The nutritional advantages of maize silage are well proven. Maize silage is a carbohydrate feed rich in starch, coming mostly from the grain portion of the maize silage. This starch helps make maize silage an energy dense feed stuff. In a grass based dairy system
it is important to understand how maize silage best compliments pasture. When implemented correctly into a dairy system, maize silage will improve the financial

returns for the dairy farmer.

There are 6 key drivers to maximising sustainable profit from the use of maize silage.

These include:

  1. The ability to be able to grow and harvest more grass

    Progressive users of maize silage are able to turn more grass into milk. Stored forages like maize silage help the manager to avoid overgrazing. These operators therefore are able to maintain grass growth within the optimum grass growth curve which helps to grow more grass.

  2. Extending lactation

    Extending lactation length is one of the easiest ways to improve profitability. By using as little as 300kgDM/cow of maize silage lactation can be extended by as much as 30 days.

  3. Maize silage can be used to intensify the dairy operation

    With the very high land prices farmers are investigating ways in which they can produce more milk economically from the same land area. The Dexcel run RED trial demonstrated that intensification though the use of maize silage increased the return on assets (ROA) from that operation.

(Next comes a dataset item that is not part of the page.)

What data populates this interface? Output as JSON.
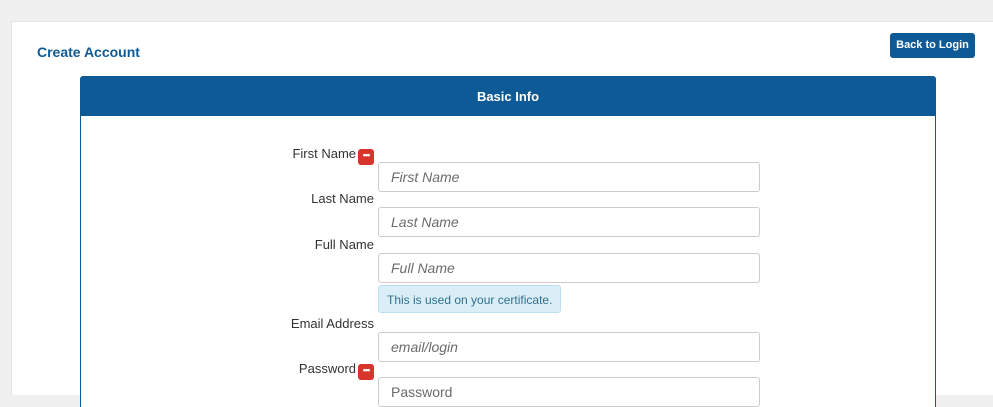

  4. Maize silage can be used to maintain cow condition

    Nearly 50% of maize silage is derived from the grain therefore it is the most
    economical way to improve condition score. Depending on the breed, Dexcel research has shown that to put on One Condition Score requires 100 kgDM of maize silage but 180kgDM is required from grass silage (figures based upon a Jersey cow).

  5. Maize silage can be used to reduce risk associated with the weather

    Nine years of data from three Taranaki dairy systems (conventional, Once a Day & high input) were studied to compare risk vs. reward. The results from this study (& many others) showed that, when used correctly, prudent use of higher input feeding systems carried less risk.

  6. Maize silage helps reduce the nitrate loss from the cow

    Normally, protein from grass that the cow does not require is excreted in their urine. These protein enriched urine patches have very large amounts of nitrogen which is then leached into the water table. Maize silage changes the form in which nitrogen is excreted with a higher proportion in the faeces (when compared to all grass farming) and therefore slowing nitrogen release. Environment Waikato is widely advocating the use of maize silage as a way of reducing the nitrogen loss from urine affecting water sources.